L’illustre grand-maître des templiers était un homme de haute taille, mince et usé par la guerre ; il avait un coup d’œil lent, mais pénétrant, et un front sur lequel mille intrigues ténébreuses avaient imprimé leur sombre cachet. Il était le chef de ce corps singulier pour qui l’ordre était tout et chaque individualité rien ; cherchant l’agrandissement de son pouvoir aux dépens même de cette religion que le but de son association primitive avait été jadis de défendre. Les chevaliers du Temple étaient accusés d’hérésie et de magie, malgré leur caractère de prêtres chrétiens, et soupçonnés d’une ligue secrète avec le soudan, quoique engagés par serment à protéger et à délivrer le Saint-Sépulcre. L’institution tout entière, aussi bien que le caractère personnel du supérieur ou grand-maître, était une énigme que l’on tremblait généralement de pénétrer. Ce grand-maître était revêtu de la longue robe blanche qu’il portait dans les grandes solennités, et tenait à la main l’abacus, ou baguette mystique, emblème de sa dignité, dont la forme bizarre avait donné lieu à des conjectures et à des commentaires étranges, faisant soupçonner que ces chevaliers chrétiens s’étaient ralliés sous les symboles les plus impurs du paganisme.

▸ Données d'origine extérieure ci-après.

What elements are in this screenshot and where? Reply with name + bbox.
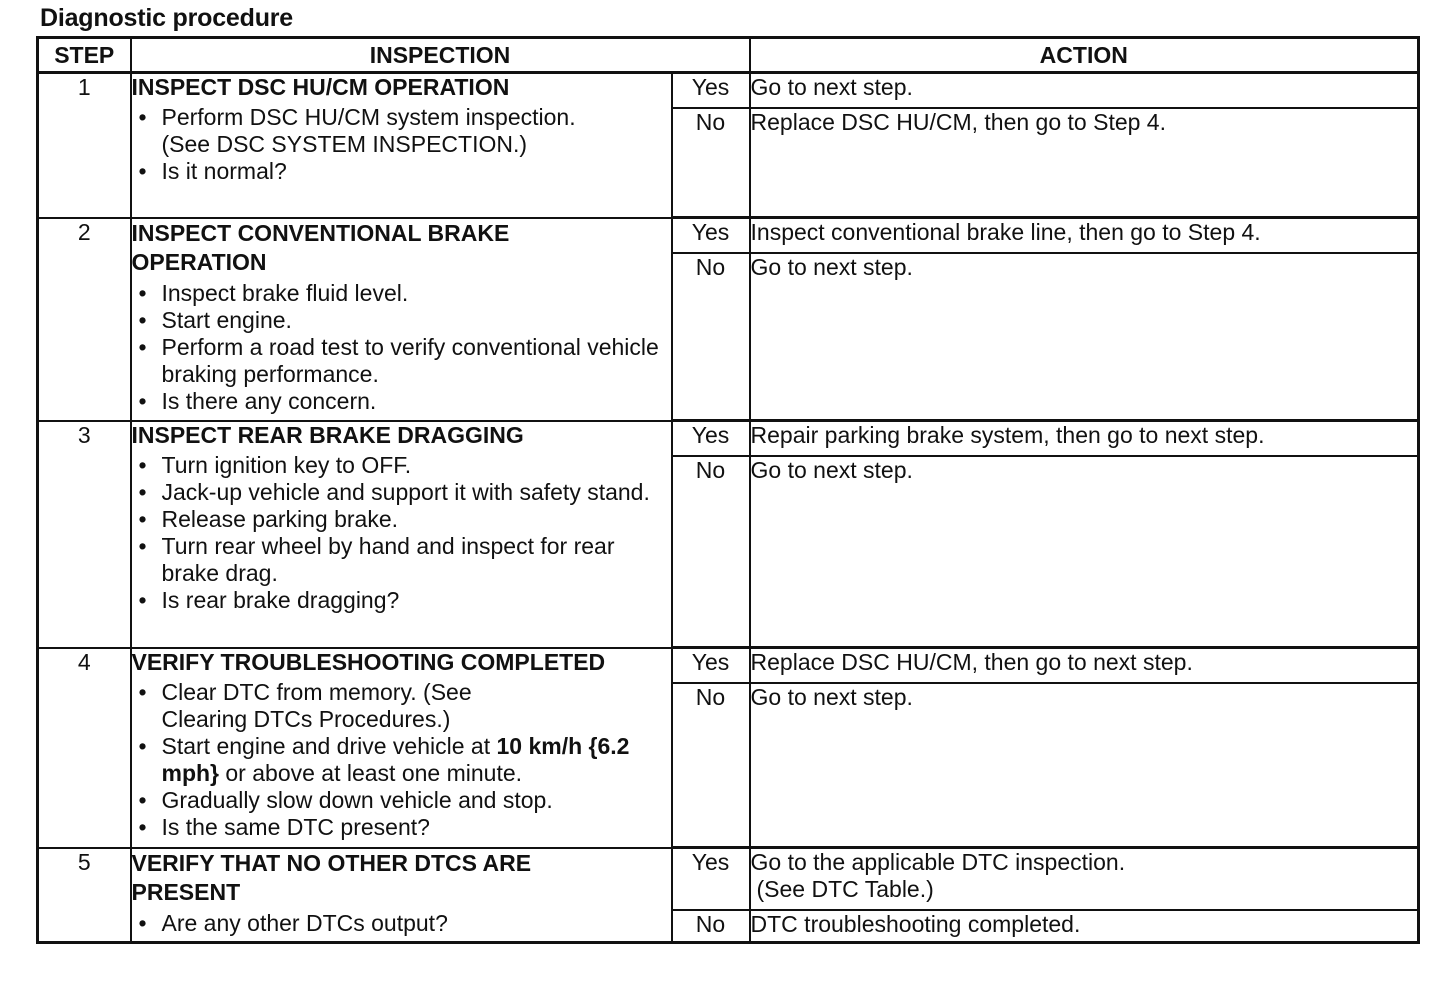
no-action: Go to next step. [750,253,1419,421]
step-heading: VERIFY TROUBLESHOOTING COMPLETED [131,648,606,675]
list-item: • Start engine. [162,307,671,334]
list-item: • Are any other DTCs output? [162,910,671,937]
list-item: • Clear DTC from memory. (See Clearing DTCs Procedures.) [162,679,671,733]
list-item: • Turn rear wheel by hand and inspect for rear brake drag. [162,533,671,587]
yes-label: Yes [672,421,750,456]
list-item: • Perform a road test to verify conventional vehicle braking performance. [162,334,671,388]
yes-action: Replace DSC HU/CM, then go to next step. [750,648,1419,683]
step-heading: INSPECT CONVENTIONAL BRAKE OPERATION [131,219,510,275]
yes-label: Yes [672,218,750,253]
step-4-yes-row [38,648,1419,683]
yes-label: Yes [672,648,750,683]
page-title: Diagnostic procedure [40,4,293,32]
yes-action: Inspect conventional brake line, then go to Step 4. [750,218,1419,253]
step-heading: INSPECT DSC HU/CM OPERATION [131,74,510,100]
step-1-inspection [131,73,672,218]
speed-text-before: Start engine and drive vehicle at [161,732,497,759]
speed-value: 10 km/h {6.2 mph} [161,732,630,786]
yes-action-text: Go to the applicable DTC inspection. [750,849,1126,875]
yes-label: Yes [672,73,750,108]
step-3-inspection [131,421,672,648]
no-action: DTC troubleshooting completed. [750,910,1419,943]
list-item: • Is it normal? [162,158,671,185]
no-action: Go to next step. [750,683,1419,848]
list-item: • Release parking brake. [162,506,671,533]
yes-action: Repair parking brake system, then go to next step. [750,421,1419,456]
step-number: 3 [38,421,131,648]
no-label: No [672,683,750,848]
header-action: ACTION [750,38,1419,73]
no-label: No [672,108,750,218]
no-label: No [672,910,750,943]
list-item: • Gradually slow down vehicle and stop. [162,787,671,814]
no-label: No [672,456,750,648]
yes-action [750,848,1419,910]
step-heading: VERIFY THAT NO OTHER DTCS ARE PRESENT [131,849,532,905]
no-label: No [672,253,750,421]
list-item: • Inspect brake fluid level. [162,280,671,307]
header-inspection: INSPECTION [131,38,750,73]
yes-action-note: (See DTC Table.) [756,876,934,902]
list-item: • Jack-up vehicle and support it with safety stand. [162,479,671,506]
step-2-yes-row [38,218,1419,253]
step-number: 2 [38,218,131,421]
header-step: STEP [38,38,131,73]
step-3-yes-row [38,421,1419,456]
list-item: • Is the same DTC present? [162,814,671,841]
step-4-inspection [131,648,672,848]
list-item: • Perform DSC HU/CM system inspection. (See DSC SYSTEM INSPECTION.) [162,104,671,158]
step-5-inspection [131,848,672,943]
step-number: 5 [38,848,131,943]
no-action: Go to next step. [750,456,1419,648]
speed-text-after: or above at least one minute. [219,759,523,786]
step-number: 4 [38,648,131,848]
step-number: 1 [38,73,131,218]
list-item: • Is there any concern. [162,388,671,415]
list-item [162,733,671,787]
no-action: Replace DSC HU/CM, then go to Step 4. [750,108,1419,218]
step-2-inspection [131,218,672,421]
yes-label: Yes [672,848,750,910]
list-item: • Is rear brake dragging? [162,587,671,614]
yes-action: Go to next step. [750,73,1419,108]
list-item: • Turn ignition key to OFF. [162,452,671,479]
step-heading: INSPECT REAR BRAKE DRAGGING [131,421,524,448]
step-1-yes-row [38,73,1419,108]
step-5-yes-row [38,848,1419,910]
table-header-row [38,38,1419,73]
diagnostic-table [36,36,1420,944]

Conrad de Montferrat avait un extérieur beaucoup plus agréable que le sombre et mystérieux soldat-prêtre qui l’accompagnait. C’était un bel homme, de moyen âge, peut-être un peu au delà, intrépide dans les combats, sage au conseil, brillant et galant au milieu d’une fête ; mais, d’un autre côté, on lui imputait une grande versatilité, une ambition étroite et égoïste qui lui faisait chercher à étendre sa principauté, sans égard pour les intérêts du royaume latin de la Palestine : on l’accusait de ne songer qu’à ses avantages personnels, en négociant secrètement avec Saladin au détriment de la ligue chrétienne.